One of our founding members, attorney Isabel Garcia, has been a high-profile advocate for the human rights of immigrants. For decades this has earned her the hatred of those who have claimed that she wants the Southwest to be returned to Mexico. This would sound like a joke except that she has long been threatened with violence and even death.

I am more worried than ever for Isabel and others advocating a humane immigration policy. The cold blooded shooting of Congresswoman Gabrielle Giffords in Tucson last week was almost bound to happen in our current climate of right-wing extremism and its violent rhetoric and imagery -- much of it aimed at immigrants.

It is significant that Giffords voted for the DREAM Act, which would have allowed children of undocumented workers, including those who have served in the military, the opportunity to attend college. The bill passed in the House but failed in the Senate.

While we may never fully penetrate the psychological make-up of the unhinged young man who tried to murder Giffords, it’s clear that this country’s poisoned partisan atmosphere makes it more probable that such a scenario will repeat itself.

Even Pima County Sheriff Clarence Dupnik, in the wake of the shooting, described Arizona as the capital of “the anger, the hatred and the bigotry that goes on in this country.”
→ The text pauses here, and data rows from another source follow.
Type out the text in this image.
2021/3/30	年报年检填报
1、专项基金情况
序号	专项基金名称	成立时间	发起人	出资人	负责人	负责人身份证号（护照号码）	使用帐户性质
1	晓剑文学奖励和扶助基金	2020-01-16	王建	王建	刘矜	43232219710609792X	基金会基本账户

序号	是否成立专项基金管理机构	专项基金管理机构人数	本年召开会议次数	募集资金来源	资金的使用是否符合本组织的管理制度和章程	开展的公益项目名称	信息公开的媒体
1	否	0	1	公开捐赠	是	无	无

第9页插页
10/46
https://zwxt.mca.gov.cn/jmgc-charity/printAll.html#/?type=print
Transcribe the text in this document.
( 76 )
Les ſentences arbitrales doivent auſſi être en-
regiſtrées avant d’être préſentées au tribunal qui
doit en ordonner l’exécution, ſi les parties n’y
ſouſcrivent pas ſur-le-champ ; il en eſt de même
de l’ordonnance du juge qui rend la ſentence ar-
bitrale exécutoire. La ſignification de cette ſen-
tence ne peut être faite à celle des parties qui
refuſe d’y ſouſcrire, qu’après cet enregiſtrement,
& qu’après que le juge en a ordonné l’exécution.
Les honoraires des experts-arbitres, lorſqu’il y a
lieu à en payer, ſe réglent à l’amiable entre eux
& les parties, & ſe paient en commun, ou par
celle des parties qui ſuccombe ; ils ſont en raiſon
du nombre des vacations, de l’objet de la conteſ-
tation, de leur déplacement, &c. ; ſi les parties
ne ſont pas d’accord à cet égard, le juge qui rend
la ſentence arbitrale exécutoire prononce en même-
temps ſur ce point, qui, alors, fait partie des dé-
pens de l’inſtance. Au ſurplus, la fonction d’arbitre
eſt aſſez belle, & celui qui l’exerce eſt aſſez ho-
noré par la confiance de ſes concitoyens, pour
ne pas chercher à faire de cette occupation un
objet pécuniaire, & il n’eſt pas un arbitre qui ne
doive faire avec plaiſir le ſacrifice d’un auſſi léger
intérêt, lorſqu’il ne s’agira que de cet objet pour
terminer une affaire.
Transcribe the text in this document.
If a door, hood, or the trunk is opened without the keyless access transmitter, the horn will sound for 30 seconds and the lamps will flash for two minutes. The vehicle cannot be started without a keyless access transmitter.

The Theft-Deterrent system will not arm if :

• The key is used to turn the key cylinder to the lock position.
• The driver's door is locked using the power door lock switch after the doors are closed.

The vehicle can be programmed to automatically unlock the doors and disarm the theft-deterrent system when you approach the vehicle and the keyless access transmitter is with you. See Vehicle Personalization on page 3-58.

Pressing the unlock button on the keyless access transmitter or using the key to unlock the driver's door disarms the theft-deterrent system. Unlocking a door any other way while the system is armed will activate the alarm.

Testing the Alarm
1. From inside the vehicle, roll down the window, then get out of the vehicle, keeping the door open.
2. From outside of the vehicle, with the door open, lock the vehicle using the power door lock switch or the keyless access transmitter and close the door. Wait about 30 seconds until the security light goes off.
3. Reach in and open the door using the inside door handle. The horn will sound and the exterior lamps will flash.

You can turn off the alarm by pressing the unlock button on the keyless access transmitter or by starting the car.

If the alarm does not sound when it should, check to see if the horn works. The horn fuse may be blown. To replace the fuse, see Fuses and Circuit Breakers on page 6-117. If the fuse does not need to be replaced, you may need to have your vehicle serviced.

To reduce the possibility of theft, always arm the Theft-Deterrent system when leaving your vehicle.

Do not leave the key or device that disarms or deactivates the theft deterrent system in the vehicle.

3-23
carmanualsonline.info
Last year the state passed some of the most far-reaching anti-immigrant legislation in U.S. history, SB1070. Among other things, the legislation seeks to deputize law enforcement agents, allowing them to act as immigration agents, thus magnifying the nightmarish plight of those who daily face deportation and break up of families. Not to mention the plight of dark-skinned people who allegedly look like immigrants and who are victims of mistaken deportation.

That same legislation has made ethnic studies programs illegal if they appear to advocate ethnic solidarity. The New York Times last week reported that a magnet school in Tucson has been told it must terminate a Latino literature class or lose millions of dollars in federal funding.

God have mercy on us. If all of this can happen in Arizona, it can happen anywhere.